Bila hari kelam ini belum terlewati maka akan menjadi hujan berkepanjangan tanpa ada sinar rembulan ataupun mentari yang menyinari.
Seluruh asset dan kekayaan kerajaan Telaga hitam sudah di sita, para rakyat di giring ke wilayah Jati jajar. Bekas punggawa dan pejabat kerajaan yang sudah lengser itu meminta hak pengambilan alih kedudukan mereka masing-masing, Berkisar sebelas petinggi melayangkan petisan kehendak mereka kepada raja.
Di halaman istana bagian selatan, seluruh para petinggi kerajaan Jati jajar berkumpul.
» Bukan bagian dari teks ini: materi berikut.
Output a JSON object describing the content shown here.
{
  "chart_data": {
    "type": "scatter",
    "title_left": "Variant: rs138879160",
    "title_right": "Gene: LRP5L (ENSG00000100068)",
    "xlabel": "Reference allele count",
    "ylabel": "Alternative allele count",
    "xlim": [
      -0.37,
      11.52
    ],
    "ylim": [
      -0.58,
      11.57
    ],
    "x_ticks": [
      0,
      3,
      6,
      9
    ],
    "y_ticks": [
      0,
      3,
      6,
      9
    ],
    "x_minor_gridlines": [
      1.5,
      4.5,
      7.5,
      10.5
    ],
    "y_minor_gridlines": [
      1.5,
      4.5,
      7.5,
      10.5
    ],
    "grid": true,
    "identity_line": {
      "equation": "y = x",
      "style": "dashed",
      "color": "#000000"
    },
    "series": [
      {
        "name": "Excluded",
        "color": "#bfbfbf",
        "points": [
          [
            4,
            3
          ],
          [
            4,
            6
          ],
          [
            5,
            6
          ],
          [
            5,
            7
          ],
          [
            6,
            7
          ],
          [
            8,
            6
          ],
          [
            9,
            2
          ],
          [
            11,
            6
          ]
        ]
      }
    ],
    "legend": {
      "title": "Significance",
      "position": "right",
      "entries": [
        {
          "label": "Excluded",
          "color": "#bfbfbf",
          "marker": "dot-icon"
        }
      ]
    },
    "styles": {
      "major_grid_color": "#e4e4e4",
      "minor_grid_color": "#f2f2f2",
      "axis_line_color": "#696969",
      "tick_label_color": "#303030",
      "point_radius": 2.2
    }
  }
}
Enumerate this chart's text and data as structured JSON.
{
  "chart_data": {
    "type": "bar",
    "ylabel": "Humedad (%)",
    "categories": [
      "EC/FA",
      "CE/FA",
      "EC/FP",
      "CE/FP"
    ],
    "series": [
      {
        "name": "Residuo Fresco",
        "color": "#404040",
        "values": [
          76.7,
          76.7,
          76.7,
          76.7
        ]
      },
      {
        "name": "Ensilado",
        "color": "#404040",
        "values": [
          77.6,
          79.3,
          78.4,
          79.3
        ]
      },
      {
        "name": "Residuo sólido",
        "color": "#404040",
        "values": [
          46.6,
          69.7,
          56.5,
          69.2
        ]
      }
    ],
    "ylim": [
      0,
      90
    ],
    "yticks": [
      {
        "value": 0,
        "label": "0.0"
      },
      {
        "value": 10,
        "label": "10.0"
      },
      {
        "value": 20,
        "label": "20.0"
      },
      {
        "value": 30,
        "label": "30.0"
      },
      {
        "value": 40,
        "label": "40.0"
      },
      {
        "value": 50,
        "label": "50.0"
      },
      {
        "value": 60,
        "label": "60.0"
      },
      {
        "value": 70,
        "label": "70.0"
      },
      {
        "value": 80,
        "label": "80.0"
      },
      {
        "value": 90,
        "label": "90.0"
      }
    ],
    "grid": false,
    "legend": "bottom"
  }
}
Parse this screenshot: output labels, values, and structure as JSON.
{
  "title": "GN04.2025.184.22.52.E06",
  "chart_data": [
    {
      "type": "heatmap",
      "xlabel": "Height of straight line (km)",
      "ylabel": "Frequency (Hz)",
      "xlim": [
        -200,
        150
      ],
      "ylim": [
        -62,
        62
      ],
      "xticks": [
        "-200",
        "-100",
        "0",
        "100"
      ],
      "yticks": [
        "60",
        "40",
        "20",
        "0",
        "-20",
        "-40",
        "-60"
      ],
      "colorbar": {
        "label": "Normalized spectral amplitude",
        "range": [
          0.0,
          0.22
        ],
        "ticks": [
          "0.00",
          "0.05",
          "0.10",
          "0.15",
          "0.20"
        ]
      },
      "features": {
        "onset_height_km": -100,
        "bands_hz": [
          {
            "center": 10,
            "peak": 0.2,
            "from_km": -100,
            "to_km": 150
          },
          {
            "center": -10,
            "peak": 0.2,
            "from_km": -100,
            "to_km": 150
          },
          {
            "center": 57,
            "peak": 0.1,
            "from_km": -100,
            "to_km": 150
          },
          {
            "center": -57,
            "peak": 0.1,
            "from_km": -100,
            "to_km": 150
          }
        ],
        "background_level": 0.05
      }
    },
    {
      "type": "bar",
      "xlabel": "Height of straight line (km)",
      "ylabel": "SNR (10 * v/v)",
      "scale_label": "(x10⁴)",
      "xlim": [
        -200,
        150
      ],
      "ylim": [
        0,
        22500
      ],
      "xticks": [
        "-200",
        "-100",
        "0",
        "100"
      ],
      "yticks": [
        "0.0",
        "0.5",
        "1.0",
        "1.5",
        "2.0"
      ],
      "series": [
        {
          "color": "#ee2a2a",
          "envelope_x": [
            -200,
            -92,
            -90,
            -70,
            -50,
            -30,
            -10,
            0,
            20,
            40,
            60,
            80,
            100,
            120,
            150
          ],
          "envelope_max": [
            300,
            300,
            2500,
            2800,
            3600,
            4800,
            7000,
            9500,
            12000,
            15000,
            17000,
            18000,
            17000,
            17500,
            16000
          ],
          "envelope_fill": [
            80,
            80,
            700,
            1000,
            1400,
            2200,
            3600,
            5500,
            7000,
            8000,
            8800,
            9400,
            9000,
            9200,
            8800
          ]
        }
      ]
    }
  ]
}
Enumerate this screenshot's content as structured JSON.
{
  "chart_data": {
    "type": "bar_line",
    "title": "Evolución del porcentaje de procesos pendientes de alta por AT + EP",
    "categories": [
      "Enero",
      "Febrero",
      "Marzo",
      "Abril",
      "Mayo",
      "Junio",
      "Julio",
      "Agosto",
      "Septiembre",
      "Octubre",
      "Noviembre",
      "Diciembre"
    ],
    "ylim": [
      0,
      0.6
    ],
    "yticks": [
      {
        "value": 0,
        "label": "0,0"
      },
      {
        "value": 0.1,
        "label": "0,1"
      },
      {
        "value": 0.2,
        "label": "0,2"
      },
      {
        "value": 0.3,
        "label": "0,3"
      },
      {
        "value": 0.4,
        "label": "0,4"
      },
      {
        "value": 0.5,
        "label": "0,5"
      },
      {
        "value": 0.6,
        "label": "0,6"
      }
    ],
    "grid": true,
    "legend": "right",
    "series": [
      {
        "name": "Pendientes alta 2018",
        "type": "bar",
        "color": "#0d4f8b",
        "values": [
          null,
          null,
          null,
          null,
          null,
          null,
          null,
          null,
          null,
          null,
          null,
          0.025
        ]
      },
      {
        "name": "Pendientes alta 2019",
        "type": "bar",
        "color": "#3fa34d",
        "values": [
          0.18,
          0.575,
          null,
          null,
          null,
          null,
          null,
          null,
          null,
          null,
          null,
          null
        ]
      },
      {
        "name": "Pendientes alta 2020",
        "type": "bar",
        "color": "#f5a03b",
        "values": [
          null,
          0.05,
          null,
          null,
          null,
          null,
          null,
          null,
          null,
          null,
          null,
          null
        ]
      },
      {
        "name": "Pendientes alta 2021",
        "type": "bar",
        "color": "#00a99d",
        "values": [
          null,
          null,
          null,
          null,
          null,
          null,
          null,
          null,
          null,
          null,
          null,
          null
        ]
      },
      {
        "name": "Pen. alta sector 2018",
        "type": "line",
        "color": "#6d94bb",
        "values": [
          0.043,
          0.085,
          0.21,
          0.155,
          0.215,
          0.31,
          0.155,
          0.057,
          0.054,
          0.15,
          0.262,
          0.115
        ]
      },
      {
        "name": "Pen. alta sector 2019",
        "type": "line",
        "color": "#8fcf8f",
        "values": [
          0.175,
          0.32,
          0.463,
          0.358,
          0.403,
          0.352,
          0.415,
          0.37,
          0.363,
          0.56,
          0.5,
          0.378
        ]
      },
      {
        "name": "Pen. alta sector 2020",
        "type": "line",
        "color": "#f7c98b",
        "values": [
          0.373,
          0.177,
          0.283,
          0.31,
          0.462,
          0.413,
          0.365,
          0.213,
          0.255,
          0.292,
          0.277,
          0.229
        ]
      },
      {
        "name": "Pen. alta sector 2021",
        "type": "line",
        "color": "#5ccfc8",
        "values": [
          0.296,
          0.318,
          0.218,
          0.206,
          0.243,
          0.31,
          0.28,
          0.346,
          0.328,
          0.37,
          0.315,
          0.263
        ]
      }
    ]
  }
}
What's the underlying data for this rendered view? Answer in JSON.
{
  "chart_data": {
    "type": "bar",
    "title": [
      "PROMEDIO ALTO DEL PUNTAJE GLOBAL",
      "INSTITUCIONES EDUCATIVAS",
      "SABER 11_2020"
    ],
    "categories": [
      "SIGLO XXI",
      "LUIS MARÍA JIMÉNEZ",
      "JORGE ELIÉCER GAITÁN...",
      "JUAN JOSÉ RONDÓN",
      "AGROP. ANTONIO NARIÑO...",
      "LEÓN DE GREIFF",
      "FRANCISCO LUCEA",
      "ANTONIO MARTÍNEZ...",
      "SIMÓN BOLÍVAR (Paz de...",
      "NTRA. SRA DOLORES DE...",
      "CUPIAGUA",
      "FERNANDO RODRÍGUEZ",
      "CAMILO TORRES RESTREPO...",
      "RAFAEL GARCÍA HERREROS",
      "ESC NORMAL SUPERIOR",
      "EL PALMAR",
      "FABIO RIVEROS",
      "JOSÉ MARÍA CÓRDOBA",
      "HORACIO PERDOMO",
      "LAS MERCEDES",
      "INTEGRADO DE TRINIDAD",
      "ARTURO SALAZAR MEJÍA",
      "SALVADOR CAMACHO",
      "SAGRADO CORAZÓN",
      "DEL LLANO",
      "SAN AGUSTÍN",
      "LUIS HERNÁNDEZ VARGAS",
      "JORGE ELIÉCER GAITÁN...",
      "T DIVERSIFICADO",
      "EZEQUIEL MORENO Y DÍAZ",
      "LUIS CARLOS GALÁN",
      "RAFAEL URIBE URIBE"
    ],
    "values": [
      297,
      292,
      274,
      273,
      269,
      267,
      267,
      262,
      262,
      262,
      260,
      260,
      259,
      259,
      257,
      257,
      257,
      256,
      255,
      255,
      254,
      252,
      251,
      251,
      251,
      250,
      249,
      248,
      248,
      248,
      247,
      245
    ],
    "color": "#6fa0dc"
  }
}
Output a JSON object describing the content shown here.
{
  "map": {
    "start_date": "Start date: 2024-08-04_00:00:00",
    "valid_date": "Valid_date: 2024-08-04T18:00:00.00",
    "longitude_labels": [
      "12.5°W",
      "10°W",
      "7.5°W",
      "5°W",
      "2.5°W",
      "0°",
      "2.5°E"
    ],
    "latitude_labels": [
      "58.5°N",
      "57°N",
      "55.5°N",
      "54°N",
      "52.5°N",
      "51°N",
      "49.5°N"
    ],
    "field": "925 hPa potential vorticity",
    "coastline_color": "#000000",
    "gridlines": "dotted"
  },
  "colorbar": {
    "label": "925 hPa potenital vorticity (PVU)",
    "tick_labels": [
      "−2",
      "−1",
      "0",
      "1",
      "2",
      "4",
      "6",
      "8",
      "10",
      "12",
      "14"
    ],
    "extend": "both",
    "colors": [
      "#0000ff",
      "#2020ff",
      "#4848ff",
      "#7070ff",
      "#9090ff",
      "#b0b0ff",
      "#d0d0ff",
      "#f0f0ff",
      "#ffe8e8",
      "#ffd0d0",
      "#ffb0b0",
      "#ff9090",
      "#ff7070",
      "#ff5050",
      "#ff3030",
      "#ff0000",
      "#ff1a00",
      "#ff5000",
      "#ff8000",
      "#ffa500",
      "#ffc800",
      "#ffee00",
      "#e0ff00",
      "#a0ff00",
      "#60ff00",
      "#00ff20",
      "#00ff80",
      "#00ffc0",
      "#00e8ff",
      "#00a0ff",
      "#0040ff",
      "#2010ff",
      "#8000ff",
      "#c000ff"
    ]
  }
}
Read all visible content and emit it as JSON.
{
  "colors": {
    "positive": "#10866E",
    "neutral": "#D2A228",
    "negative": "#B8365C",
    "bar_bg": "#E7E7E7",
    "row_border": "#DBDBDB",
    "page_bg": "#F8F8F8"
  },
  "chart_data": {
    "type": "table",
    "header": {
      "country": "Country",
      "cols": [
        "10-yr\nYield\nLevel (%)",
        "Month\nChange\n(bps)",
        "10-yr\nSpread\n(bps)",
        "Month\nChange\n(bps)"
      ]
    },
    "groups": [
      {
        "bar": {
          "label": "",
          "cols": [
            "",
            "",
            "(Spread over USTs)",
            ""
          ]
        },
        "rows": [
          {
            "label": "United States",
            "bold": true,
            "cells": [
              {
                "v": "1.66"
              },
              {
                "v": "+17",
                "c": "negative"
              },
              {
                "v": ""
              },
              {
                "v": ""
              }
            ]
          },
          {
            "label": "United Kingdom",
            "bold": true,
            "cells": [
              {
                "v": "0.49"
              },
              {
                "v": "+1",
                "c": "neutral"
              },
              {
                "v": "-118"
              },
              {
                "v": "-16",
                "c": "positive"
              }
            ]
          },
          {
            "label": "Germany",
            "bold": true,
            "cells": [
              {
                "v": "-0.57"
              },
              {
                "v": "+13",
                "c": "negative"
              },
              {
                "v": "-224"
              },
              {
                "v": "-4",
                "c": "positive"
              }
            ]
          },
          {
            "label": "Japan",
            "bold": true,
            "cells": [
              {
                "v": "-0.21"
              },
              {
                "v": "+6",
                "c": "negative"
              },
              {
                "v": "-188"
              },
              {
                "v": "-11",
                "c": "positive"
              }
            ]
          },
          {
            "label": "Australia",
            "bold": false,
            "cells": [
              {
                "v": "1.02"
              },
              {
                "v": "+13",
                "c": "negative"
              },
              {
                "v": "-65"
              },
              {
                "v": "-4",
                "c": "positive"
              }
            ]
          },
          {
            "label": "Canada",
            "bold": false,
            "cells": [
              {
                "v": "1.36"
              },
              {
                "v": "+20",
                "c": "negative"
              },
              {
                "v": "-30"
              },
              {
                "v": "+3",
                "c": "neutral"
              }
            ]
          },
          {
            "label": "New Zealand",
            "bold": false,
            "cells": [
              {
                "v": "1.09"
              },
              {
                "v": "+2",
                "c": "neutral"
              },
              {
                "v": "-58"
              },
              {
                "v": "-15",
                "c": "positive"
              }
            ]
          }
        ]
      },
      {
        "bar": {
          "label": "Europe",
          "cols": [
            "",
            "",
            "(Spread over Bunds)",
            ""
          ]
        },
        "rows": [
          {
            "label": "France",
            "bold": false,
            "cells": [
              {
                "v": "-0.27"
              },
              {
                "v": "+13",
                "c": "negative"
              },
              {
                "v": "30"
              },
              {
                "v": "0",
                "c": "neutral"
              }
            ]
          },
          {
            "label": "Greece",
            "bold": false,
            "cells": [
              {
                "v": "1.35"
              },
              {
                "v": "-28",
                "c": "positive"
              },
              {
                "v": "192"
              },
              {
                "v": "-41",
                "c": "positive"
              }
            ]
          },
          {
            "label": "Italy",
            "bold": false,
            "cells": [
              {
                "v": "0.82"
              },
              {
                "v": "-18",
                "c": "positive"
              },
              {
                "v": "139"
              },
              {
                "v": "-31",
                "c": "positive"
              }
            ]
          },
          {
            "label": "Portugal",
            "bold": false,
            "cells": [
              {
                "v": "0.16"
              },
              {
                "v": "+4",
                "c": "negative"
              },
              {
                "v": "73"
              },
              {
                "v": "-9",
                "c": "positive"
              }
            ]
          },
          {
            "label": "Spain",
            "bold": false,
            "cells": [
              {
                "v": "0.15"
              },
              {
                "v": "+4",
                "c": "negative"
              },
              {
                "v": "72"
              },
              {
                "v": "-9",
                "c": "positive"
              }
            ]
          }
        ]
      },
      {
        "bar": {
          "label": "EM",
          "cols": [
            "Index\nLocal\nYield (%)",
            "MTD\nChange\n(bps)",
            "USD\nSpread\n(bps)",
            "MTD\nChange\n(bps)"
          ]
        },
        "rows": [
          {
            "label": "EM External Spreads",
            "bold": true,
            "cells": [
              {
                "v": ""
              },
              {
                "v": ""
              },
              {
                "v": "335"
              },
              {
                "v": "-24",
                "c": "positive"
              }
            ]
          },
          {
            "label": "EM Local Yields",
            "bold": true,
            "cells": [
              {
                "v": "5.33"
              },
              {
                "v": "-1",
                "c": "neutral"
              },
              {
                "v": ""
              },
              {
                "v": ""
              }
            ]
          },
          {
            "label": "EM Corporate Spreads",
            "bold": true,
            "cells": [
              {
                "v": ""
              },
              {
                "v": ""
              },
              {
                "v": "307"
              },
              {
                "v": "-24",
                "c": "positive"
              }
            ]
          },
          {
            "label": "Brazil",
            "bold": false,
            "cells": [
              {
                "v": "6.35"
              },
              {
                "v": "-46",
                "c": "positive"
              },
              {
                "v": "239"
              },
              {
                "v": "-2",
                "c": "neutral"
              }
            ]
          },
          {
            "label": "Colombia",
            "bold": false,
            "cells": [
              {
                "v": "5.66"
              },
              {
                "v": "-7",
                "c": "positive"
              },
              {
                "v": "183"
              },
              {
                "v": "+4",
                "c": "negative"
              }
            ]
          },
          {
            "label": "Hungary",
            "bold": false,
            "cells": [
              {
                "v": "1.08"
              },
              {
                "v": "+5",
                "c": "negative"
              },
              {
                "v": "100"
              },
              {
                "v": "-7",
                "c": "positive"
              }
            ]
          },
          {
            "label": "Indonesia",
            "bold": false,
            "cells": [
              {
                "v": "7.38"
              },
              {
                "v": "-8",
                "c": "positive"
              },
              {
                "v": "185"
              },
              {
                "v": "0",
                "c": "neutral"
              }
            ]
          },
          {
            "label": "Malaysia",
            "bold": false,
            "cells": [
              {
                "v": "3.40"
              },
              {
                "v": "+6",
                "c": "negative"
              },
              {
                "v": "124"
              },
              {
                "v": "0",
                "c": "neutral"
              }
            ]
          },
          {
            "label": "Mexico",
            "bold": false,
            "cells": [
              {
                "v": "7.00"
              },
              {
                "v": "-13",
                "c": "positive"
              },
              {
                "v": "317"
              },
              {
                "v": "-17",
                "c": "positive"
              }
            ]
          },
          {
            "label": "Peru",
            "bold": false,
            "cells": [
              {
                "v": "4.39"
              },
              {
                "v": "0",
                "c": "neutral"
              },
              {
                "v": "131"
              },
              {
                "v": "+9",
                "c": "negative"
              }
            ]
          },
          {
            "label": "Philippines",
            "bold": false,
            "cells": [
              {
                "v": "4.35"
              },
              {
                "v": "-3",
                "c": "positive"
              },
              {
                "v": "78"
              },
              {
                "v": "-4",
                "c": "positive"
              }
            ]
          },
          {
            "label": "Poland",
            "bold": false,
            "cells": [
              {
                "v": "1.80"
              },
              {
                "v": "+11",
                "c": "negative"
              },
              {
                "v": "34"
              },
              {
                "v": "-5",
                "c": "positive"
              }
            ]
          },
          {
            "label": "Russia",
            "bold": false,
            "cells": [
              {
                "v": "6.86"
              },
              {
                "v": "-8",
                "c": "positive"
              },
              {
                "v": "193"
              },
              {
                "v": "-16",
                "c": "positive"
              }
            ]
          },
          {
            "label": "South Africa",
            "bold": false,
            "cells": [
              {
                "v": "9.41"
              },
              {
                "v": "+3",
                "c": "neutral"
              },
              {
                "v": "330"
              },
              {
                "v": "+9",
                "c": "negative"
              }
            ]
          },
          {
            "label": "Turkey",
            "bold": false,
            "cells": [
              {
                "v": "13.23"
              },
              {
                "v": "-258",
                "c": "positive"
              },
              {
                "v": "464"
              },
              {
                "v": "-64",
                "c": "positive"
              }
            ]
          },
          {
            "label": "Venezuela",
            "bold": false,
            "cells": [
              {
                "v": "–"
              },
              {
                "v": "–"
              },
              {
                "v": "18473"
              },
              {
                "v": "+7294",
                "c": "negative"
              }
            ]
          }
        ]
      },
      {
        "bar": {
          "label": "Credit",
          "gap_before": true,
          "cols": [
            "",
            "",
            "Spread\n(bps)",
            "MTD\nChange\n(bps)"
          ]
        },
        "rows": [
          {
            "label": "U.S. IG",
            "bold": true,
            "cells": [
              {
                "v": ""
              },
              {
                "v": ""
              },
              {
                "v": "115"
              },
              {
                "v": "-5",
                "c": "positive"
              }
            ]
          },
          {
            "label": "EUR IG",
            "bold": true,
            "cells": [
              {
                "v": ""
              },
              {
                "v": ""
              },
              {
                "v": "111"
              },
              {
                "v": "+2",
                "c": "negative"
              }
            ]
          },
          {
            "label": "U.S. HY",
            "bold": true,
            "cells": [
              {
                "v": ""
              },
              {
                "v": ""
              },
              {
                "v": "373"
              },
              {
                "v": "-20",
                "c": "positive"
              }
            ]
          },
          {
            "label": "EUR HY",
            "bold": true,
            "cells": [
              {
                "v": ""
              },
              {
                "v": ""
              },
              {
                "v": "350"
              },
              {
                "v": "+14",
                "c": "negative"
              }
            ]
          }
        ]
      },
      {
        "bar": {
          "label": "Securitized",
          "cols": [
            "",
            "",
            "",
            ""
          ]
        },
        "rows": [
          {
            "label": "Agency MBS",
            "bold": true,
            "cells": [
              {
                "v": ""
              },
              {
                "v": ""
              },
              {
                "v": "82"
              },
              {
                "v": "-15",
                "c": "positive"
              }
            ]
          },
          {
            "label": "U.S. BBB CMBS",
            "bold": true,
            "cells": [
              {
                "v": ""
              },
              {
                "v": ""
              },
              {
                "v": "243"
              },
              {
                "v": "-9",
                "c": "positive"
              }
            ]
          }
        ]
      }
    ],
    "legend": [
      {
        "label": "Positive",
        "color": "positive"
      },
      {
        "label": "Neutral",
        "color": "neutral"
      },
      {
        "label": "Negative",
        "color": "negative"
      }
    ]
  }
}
Hampir sebagian para jin yang menggenakan seragam pangkat itu memasang wajah marah ke arah mantan petinggi Telaga hitam.
“Hal ini tidak bisa di diamkan, seharusnya mereka berkaca pada kerajaan yang sudah runtuh. Semuanya bernasib tragis bahkan sampai terbunuh secara kejam!” ucap perdana menteri keuangan.
“Dasar tidak tau diri. Di beri fasilitas dan kecukupan disini malah menjadi harimau memangsa majikannya” cibir salah satu punggawa.
Para menteri petinggi Telaga hitam tidak memperdulikan semua sindiran itu. Mereka berlutut di halaman istana sampai menunggu kedatangan sang raja. Mata penguasa raja Jati jajar merah mengeluarkan urat otot leher dengan tatapan tajam ketika berjalan menuju singgasana.
Dia mendengar dua pejabat penting Jati jajar yang melakukan rencana pengkhianatan demi mendapatkan keuntungan. Semua jin yang hadir disitu membungkuk memberi hormat kepadanya, ratu Jati jajar tidak ikut dalam pertemuan besar di halaman istana. Dia masih sibuk mengurus putri Arska di ruangan kebesarannya.
“Raja, hambar ingin menyampaikan sesuatu” ucap penasehat istana.
Raja mengangkat tangan, dia memberi sinyal kepada sang penasehat untuk menghentikan langkah.
“Raja, demi martabat negeri ini tolong pertimbangkan lagi untuk menyelamatkan punggawa kekaisaran dan perdana menteri pertahanan” ucap salah satu punggawa bersujud di tengah halaman istana.
“Jik pemimpin negeri sudah di hianati oleh bangsanya maka yang tersisa adalah pondasi dan pilar yang rapuh. Aku tidak akan memilih pilar yang rapuh dan berusaha menghancurkan istananya sendiri demi berpindah ke istana lainnya atau merubah pilar itu sendirian menjadi sesuatu yang bernilai. Bukankah seyogia pilar terlihat bermanfaat dan berharga jika di berada di dalam istana yang membangunnya sendiri” jelas sang raja.
Semua para petinggi istana menutup mulut mereka rapat-rapat, tidak ada satu pun yang bergerak bahkan mendongakkan sedikit lehernya ke atas. Raja menoleh ke para mantan pejabat Telaga hitam dia tidak menerima petisan yang berada di tangan penasehat istana. Tanpa aba-aba dan perintah apapun sang raja meninggalkan halaman istana.
“Bagaimana kondisi putri Arska?” tanya ratu kepada tabib istana.
“Yang mulia, kondisi energi kekuatan saljunya yang dingin tidka menentu, kondisi ini melonjak menyebar membuat demamnya kembali menyerang ketika kekuatan energi rembulan tidak bersinar di malam hari” ucap sang tabib sambil mengambil jarum akupuntur di bagian titik urat-urat sarafnya.
“Yang mulia, kami siap menyerang untuk membebaskan punggawa kekaisaran dan perdana menteri pertahankan daerah” ucap panglima perang.
“Tidak perlu, aku mendengar kabar pengawal istana yang mereka serang di kerajaan lawan. Kedua petinggi yang membuat masalah besar itu harus tetap jadi tahanan bahkan harus rela jika harus di hukum mati oleh raja Yaksa. Sekalipun mereka keluar buih akan menjadi buronan kerajaan Jati jajar. Urus kesembuhan pengawal agar bisa menghadap raja di pertemuan hari besok.”
“Baik yang mulia ratu” jawab sang panglima.